L’aggiornamento del budget sulla base dei dati sopravvenuti e’ quindi il primo dei doveri di chi e’ preposto al controllo e alla direzione della finanza aziendale.
Nel caso dello Stato questo compito tocca al Ministero delle Finanze, che dispone dei numeri dell’andamento fiscale e adegua il piano delle spese, o il livello di tassazione, all’andamento finora rilevato, in modo da avere sempre la liquidita’ necessaria per onorare gli impegni e per chiudere il bilancio a fine anno nel modo previsto.
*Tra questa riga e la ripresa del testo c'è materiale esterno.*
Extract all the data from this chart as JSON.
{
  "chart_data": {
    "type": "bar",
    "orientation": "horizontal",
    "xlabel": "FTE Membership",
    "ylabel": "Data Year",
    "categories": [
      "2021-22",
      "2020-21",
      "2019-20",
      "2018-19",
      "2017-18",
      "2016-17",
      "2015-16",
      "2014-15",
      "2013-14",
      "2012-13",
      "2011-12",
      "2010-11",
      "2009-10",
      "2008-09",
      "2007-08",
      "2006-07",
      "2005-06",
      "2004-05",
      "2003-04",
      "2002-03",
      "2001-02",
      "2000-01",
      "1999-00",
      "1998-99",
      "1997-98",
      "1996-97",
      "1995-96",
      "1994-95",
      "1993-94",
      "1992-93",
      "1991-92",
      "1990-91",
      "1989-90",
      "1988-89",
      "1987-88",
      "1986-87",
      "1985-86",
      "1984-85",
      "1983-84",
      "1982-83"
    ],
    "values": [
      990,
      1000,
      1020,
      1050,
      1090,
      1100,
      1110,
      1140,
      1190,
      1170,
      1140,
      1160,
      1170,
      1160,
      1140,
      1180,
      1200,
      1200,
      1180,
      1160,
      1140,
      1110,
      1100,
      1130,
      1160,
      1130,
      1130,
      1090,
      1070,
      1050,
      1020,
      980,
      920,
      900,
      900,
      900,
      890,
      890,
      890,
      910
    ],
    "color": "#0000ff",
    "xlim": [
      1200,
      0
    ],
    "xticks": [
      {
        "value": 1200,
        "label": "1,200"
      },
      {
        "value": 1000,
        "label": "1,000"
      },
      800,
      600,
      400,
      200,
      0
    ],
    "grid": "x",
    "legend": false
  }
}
Nella preparazione del budget, le scelte sono orientate a ottenere dei risultati di politica economica che garantiscano la stabilita’ finanziaria (e quindi politica) e una crescita accettabile dell’economia in modo da soddisfare al meglio le aspettative del paese (e, ancora una volta, per avere stabilita’ politica).
Poi a complicare le cose sono arrivati gli esami internazionali da organismi come la UE, la Banca Mondiale, il Fondo Monetario Internazionale, ecc, ognuno interessato a verificare esattezza, fondatezza e stabilita’ delle previsioni, per poter decidere se aiutare o meno; e insieme alle trojke sono arrivati i ministri delle finanze “creativi”, filone politico-economico inaugurato da Giulio Tremonti e ben rappresentato anche da Yanis Varoufakis, quelli cioe’ che hanno creato “colpi di scena” con provvedimenti sorprendenti, per rientrare in qualche modo nei parametri fissati dai “controllori” delle varie “trojke”, spesso usando documenti di programmazione pluriennali (budget a tre anni) per dimostrare (sulla base di previsioni sempre piu’ discutibili) che il peggioramento a breve del budget da loro presentato avrebbe portato nel breve periodo dei risultati eccellenti. In altre parole: ti dimostro che domani riduco il debito complessivo grazie alla crescita che produrro’ con il maggiore debito di oggi.
I risultati ottenuti da questi “creativi” non sono stati cosi’ incoraggianti e infatti le loro carriere politiche sembrano finite per sempre.
Ma oggi arriva In Albania un nuovo sistema: il “mezzo budget” in cui la funzione primaria e originaria del budget (il controllo dell’andamento di entrate e uscite) viene completamente rimossa e ignorata almeno per la parte delle entrate (pur di non ammettere che ci sono difficolta’ nella raccolta), l’aspetto poliennale semplicemente omesso grazie al fatto che e’ un atto di revisione, mentre si modificano solo pochi numeri delle spese, giusto per avere argomenti politici da usare in conferenza stampa. Poi si fa’ una grande confusione tra previsioni e realta’ (.. tanto, chi ci capisce?), e cosi’ si arriva a sostenere che abbiamo “ridotto il debito” e “ottimizzato le spese”.
Ma per il debito abbiamo ridotto solo le previsioni (e intanto il debito cresce parecchio) mentre le spese sia correnti che di investimento le abbiamo ottimizzate solo riducendole (perche’ abbiamo le casse vuote).
Il “mezzo budget” ha quindi solo funzioni propagandistiche, come ahime’ tutte le azioni economiche di questo governo, giusto per mostrare che il governo fa’ qualcosa, dice qualcosa, se ne occupa.
E facile prevedere che anche i sostenitori del “mezzo budget”, come i “mezzi ministri” e i “mezzi politici”, scompariranno presto dai radar.